2. Voters will like the bill more once they see the benefits
Perhaps the biggest public-opinion problem with the GOP bill is that voters believe it will mostly benefit the rich. Most Americans don’t think they will get a tax cut.3 But, as Ben Casselman and Jim Tankersley of The New York Times wrote, most Americans will get a tax cut under the bill (at least in the short term). As House Majority Whip Steve Scalise said, “Whatever the polling data is that’s out there today doesn’t recognize just how powerful this bill is going to be to put more money in the pockets of hard-working families.”

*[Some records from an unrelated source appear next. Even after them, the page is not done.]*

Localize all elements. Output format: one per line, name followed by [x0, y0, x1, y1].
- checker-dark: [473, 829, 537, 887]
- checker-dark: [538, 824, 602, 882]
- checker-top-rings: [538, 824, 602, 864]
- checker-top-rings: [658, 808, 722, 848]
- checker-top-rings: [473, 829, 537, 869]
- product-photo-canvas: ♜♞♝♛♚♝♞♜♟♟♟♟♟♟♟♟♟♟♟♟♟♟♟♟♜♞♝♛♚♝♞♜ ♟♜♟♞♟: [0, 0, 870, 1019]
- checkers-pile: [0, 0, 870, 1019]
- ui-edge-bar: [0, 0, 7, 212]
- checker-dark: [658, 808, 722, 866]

But we’ve heard Scalise’s argument before, and it hasn’t panned out. Before the Reagan tax cuts of the 1980s and the Bush tax cuts of the 2000s, Republicans argued that the middle class would benefit. Yet the percentage of Americans who thought those policies helped the richest Americans the most actually rose over time. With regard to the 1981 Reagan tax cuts, that number went from 59 percent in April 1981 to 69 percent in July 1984. And with regard to the 1986 Reagan tax cuts, it climbed from 48 percent in October 1986 to 65 percent in April 1988. For the Bush tax cuts, the percentage of Americans who thought the rich benefited the most went from 55 percent in April 2001 to 60 percent in October 2004.